There are usually one or two international meetings per year, which are mostly based at UAF. The Arctic Winter Games will also be in Fairbanks in 2014. This will be the first return to the city since the 1980s.
“We’re also working with a multitude of entities and companies in the North Pole area, and they have just won a bid to host the International Federation of Sleddog Sports World Championships in 2013,” Renfrew said.
Renfrew said everything took a dive in 2008 and 2009 and meetings slowed down with the economic crisis but bookings are recovering.
Renfrew said summer meetings are the “bread and butter” for the Fairbanks Conventions and Visitors Bureau but they try to encourage year-round visitors.
“Meetings encompass a keep component in the months that aren’t squarely in the middle of summer,” she said.
Around the state
Smaller venues keep busy with meetings too. Nome has had its Mini Convention Center for years and created the Convention & Meetings Division of the Nome Chamber of Commerce.
Chamber of Commerce Executive Director Barb Nickels said the division oversaw 38 conventions during its first full year in 2011. A sample of these delegates includes Wells Fargo, Alaska Airlines, People’s Council for Marine Mammals and the U.S. Department of Agriculture.
Nickels said the new division will help tackle the issue of logistical problems and staffing shortages that often lead certain events to bigger cities like Anchorage and Fairbanks. She said hosting meetings in Nome will allow regional community members to participate in training they wouldn’t be able to get if they were held in other cities.
Ketchikan has its own meeting space in the form of the Ted Ferry Civic Center. Facility Manager Liz Jones said the center has stayed busy.
Jones has noticed a trend in recent years in which bookings are happening closer to events, which is the opposite in larger venues like Anchorage.

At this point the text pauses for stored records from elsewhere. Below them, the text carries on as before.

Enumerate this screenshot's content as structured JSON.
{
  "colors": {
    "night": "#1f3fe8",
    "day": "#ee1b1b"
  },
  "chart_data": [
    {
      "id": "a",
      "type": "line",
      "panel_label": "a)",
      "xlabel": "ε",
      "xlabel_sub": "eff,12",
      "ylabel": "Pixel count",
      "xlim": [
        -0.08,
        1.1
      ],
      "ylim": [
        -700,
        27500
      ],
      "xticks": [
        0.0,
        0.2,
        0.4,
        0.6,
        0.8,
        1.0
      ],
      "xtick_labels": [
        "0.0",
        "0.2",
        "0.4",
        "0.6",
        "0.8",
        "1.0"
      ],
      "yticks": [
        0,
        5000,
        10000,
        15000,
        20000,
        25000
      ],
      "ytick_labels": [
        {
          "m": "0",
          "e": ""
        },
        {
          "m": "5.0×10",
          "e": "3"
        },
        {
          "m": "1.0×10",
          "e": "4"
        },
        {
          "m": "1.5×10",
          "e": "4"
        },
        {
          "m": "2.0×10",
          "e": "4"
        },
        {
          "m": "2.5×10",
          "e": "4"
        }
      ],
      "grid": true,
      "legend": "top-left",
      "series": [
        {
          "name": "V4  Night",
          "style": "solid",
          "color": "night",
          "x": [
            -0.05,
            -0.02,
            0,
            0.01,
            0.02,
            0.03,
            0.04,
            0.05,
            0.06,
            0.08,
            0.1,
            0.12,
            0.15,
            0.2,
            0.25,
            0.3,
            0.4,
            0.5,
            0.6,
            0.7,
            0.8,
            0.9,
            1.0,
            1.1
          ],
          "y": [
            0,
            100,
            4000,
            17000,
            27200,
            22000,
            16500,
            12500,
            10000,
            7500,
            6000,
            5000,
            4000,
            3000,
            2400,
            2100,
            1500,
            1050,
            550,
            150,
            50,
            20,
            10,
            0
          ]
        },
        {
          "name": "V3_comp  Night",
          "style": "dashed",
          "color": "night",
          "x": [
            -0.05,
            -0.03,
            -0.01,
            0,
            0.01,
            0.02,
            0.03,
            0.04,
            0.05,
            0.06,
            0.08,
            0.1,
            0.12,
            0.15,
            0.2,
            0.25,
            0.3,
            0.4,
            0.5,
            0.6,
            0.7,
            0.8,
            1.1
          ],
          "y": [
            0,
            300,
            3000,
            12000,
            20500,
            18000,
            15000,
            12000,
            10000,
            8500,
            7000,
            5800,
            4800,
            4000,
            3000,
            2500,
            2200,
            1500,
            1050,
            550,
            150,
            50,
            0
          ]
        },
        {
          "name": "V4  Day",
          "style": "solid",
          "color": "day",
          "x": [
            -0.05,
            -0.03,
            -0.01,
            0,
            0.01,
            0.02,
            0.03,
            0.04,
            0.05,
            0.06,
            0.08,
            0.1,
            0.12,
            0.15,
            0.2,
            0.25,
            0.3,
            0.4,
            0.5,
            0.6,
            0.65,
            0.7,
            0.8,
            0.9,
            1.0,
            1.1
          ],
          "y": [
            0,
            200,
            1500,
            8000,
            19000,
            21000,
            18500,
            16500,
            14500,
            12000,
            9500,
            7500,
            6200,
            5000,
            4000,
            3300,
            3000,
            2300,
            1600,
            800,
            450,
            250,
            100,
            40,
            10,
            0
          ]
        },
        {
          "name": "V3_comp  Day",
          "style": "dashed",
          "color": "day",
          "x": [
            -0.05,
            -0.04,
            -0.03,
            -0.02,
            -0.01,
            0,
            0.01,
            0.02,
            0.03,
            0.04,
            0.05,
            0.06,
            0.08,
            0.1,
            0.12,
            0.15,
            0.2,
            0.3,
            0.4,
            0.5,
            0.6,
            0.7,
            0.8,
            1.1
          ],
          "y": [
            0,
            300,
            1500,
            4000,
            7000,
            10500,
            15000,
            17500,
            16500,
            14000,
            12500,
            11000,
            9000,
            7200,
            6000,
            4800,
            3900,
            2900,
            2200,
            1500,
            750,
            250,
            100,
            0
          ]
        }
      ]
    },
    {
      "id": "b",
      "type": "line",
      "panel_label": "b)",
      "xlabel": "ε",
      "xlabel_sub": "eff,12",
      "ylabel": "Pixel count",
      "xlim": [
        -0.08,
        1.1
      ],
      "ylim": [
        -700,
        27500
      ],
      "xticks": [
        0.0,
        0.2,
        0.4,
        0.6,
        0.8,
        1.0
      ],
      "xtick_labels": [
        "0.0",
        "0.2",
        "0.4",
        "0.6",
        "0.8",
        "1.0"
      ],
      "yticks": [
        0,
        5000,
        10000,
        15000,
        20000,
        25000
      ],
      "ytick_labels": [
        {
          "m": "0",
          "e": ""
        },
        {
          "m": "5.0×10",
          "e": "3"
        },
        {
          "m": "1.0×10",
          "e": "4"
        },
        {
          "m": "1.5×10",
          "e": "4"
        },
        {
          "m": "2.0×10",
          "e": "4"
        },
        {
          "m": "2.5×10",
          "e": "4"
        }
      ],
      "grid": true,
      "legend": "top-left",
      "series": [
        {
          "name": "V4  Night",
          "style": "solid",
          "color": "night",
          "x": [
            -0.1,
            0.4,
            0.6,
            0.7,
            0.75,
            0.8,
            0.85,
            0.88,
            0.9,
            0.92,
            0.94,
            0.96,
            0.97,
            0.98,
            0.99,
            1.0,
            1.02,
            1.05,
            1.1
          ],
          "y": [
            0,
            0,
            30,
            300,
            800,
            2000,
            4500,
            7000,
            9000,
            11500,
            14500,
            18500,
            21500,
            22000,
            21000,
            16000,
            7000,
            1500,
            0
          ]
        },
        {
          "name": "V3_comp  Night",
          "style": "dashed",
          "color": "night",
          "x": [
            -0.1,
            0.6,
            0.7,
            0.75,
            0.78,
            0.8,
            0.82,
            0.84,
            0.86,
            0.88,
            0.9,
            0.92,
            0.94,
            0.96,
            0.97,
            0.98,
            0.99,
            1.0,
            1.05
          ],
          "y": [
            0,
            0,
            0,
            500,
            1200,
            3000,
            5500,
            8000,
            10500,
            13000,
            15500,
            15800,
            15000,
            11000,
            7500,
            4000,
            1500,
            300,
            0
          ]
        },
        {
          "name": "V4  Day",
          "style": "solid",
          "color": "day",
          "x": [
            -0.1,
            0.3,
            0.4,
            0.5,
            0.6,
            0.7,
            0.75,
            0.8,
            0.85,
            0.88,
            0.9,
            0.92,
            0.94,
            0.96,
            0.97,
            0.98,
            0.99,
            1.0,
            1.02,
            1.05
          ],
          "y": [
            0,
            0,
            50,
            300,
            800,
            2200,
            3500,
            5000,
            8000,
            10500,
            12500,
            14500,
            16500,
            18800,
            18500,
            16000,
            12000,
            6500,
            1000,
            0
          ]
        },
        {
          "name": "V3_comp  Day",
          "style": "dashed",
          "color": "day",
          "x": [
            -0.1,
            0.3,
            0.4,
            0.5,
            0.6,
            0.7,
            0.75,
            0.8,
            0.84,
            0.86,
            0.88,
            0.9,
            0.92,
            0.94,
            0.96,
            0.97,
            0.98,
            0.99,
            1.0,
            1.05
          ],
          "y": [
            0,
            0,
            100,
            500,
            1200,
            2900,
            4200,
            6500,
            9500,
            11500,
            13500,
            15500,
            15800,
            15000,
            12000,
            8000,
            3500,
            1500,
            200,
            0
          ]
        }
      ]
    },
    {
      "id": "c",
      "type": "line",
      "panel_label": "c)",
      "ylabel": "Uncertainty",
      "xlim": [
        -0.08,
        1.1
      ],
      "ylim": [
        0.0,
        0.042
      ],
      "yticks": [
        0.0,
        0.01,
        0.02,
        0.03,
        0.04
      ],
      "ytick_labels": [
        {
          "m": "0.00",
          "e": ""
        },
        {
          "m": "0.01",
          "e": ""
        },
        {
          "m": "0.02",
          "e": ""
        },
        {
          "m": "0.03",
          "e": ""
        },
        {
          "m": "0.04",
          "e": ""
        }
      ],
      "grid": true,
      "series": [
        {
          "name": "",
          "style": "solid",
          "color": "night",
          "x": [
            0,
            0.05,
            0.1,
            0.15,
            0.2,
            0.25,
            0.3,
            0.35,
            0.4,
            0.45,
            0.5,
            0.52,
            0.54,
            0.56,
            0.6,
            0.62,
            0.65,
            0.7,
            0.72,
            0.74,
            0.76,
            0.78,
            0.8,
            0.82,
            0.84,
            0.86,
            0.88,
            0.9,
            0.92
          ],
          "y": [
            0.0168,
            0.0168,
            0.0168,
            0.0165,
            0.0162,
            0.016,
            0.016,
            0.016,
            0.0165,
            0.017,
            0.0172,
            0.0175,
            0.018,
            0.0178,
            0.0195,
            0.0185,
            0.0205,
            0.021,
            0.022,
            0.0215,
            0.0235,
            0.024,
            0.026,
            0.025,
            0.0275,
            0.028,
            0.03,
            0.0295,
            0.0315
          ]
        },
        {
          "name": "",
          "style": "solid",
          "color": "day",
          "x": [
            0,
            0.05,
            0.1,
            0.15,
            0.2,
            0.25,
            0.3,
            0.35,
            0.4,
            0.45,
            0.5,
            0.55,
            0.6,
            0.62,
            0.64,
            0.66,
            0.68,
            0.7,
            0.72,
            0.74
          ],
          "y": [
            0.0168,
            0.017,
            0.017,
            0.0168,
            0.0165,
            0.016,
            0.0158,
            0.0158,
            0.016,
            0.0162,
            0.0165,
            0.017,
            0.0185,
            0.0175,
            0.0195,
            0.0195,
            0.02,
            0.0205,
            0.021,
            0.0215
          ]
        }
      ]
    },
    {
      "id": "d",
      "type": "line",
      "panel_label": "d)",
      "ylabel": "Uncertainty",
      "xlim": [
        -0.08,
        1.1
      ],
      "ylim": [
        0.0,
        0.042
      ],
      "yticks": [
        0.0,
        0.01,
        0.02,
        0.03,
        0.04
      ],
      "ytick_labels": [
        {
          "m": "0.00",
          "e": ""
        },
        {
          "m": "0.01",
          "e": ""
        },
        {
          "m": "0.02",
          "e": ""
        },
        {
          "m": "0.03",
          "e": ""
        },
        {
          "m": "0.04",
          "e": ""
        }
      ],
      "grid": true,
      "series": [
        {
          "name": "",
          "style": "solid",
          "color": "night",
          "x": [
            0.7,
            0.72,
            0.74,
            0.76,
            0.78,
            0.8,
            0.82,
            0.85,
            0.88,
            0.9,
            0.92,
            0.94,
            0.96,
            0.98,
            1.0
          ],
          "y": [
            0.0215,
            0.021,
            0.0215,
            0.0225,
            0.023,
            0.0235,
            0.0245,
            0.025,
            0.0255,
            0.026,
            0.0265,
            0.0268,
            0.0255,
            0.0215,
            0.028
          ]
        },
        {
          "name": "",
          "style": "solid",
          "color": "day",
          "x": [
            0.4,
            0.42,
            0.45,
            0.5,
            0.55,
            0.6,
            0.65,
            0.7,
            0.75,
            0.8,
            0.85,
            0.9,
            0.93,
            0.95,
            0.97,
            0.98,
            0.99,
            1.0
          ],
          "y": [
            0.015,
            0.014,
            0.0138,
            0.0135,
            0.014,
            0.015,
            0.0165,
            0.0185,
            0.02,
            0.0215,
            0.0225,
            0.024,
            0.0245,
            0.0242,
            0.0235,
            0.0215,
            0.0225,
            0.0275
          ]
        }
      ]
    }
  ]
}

She said even conventions are booking less than eight months out when it used to be 12 to 15 months for conventions of the same size.
Jones assumes it’s related to budgetary issues because companies may not know too far in advance if they’ll have any events.
The Ted Ferry Civic Center held 154 events in 2010 and 132 events in 2011. There are 151 booked events so far this year.
“But that changes every day,” Jones said.
Like many convention centers, Ted Ferry runs the gamut in events. This has included the Alaska Municipal League, Alaska Forest Association, the University of Alaska Board of Regents and U.S. Coast Guard. The Intertribal Deaf Council of Oregon has also been there.
Next year it will host the Rotary District 5010 annual convention.
Steven Pfister, manager of Centennial Hall in Juneau, said that center had about 350 events in fiscal year 2012.